Al-Atlal (The Ruins) | directed by Raed Rafei | 16 mins | Arabic & English | Lebanon/US | 2021
A drawing of an ancient bathhouse in a French travel book to the Middle East sparks a visual poem, inspired by the Arab poetry tradition of "standing by the ruins". The ambivalence of the five-hundred-year-old image gestures towards enduring capitalist and colonial power dynamics. Pleasure and pain, seduction and domination, archives and ruins, histories of sex, and histories of empire, all commingle in this essay film. What transpires is a web of visible and invisible threads where homosexuality in the Middle East today seems to be enmeshed.
This essay film is a methodological showcase of Rafei's academic filmmaking. It begins with a colonial-era archive—a French travel book's depiction of a Middle Eastern bathhouse—and uses it as a portal to unravel complex histories.
Formal Strategy: The film operates as a visual and historical palimpsest. It overlays the archival image with contemporary reflections, text, and footage to explore how histories of sex and empire are intertwined. The bathhouse (hammam) is presented as an ambivalent space: site of community, homoerotic possibility, social cleansing, and state surveillance.

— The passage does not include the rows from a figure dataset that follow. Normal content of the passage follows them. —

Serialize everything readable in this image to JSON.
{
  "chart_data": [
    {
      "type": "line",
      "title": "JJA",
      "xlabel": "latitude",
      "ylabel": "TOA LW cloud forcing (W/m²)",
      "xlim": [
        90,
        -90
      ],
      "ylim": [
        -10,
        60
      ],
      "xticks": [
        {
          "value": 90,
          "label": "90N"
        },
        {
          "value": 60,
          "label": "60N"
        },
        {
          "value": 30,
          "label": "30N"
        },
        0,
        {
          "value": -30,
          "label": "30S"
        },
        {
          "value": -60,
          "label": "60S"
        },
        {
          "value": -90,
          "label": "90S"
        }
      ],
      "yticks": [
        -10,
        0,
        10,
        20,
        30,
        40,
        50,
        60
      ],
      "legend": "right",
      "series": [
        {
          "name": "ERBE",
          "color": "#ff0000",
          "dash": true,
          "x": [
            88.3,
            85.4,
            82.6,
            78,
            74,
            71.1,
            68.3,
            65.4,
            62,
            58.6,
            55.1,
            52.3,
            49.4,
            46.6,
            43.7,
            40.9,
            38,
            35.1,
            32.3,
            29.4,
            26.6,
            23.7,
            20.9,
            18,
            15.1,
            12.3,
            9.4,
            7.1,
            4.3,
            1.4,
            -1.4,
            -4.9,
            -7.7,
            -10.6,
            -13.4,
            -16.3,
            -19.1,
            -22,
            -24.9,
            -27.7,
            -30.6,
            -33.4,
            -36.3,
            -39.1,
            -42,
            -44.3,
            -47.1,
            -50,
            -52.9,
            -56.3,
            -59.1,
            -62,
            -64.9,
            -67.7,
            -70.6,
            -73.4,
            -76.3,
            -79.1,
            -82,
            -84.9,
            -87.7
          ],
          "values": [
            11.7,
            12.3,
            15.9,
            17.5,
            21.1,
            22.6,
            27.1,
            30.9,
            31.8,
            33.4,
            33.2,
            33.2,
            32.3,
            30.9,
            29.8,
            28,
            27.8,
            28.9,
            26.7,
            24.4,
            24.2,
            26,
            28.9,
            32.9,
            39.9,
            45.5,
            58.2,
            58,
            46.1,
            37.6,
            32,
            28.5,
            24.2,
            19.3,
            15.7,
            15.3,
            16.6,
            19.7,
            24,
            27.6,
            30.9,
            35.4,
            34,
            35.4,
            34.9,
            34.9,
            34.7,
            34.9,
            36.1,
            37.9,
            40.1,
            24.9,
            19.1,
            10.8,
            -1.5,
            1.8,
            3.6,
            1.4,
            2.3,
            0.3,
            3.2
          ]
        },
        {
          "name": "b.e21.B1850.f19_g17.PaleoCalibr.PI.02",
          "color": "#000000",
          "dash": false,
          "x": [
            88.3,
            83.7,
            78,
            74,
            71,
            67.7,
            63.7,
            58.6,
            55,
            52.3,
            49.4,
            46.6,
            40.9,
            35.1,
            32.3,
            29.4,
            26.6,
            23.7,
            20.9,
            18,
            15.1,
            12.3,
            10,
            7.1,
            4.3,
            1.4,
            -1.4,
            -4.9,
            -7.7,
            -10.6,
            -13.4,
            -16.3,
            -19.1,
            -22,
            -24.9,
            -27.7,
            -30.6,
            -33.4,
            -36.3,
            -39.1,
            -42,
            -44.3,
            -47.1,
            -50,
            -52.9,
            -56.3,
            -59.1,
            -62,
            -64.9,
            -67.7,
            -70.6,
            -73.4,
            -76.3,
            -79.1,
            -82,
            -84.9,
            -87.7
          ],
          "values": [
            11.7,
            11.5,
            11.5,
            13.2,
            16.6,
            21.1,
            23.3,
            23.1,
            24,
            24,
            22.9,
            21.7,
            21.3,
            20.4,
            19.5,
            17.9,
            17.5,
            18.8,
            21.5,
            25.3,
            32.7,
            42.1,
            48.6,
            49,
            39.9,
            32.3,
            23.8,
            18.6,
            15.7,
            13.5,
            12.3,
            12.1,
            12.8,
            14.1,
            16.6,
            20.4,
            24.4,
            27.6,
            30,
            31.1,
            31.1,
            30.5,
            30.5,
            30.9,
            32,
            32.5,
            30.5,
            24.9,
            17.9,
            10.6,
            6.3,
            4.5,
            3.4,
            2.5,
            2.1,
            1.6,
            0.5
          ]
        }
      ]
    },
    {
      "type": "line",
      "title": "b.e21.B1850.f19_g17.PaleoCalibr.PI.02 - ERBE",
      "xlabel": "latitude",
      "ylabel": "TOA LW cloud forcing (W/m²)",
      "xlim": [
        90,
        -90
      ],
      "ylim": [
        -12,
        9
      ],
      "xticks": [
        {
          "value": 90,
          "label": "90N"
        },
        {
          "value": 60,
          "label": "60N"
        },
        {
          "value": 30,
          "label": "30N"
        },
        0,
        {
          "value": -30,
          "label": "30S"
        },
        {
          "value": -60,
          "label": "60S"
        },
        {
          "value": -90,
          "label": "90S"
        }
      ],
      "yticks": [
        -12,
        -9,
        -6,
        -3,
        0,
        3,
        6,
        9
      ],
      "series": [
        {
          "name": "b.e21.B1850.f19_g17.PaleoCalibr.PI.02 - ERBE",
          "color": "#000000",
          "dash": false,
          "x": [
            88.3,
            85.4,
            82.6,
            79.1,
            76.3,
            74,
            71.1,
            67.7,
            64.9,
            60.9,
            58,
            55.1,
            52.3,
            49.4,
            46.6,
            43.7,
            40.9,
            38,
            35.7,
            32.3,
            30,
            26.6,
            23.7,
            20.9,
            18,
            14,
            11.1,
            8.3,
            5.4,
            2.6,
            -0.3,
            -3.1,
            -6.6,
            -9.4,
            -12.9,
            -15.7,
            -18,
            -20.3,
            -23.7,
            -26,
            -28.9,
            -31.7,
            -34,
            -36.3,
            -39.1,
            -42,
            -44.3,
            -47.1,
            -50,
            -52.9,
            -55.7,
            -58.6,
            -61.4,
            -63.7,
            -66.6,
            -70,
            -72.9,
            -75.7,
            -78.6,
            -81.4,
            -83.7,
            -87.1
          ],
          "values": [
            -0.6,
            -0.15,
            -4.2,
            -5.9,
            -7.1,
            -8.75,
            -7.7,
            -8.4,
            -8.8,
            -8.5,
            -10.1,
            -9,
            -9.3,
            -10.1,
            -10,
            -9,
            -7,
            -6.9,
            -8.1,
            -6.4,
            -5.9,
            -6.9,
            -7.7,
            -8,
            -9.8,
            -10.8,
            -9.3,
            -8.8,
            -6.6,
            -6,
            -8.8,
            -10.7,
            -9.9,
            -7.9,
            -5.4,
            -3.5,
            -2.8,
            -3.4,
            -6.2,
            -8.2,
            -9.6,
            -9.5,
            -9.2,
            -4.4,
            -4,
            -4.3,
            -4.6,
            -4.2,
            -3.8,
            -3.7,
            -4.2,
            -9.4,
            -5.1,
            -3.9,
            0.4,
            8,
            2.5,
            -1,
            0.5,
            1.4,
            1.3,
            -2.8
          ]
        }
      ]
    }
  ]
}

Key Concept – "Standing by the Ruins": The film is inspired by the classical Arabic poetic tradition of al-wuquf 'ala al-atlal (standing by the ruins), where a poet reflects on a deserted campsite to lament loss and memory. Rafei adapts this to reflect on the ruins of history and the fragmented archive of queer desire, asking what has been recorded, what has been erased, and by whom.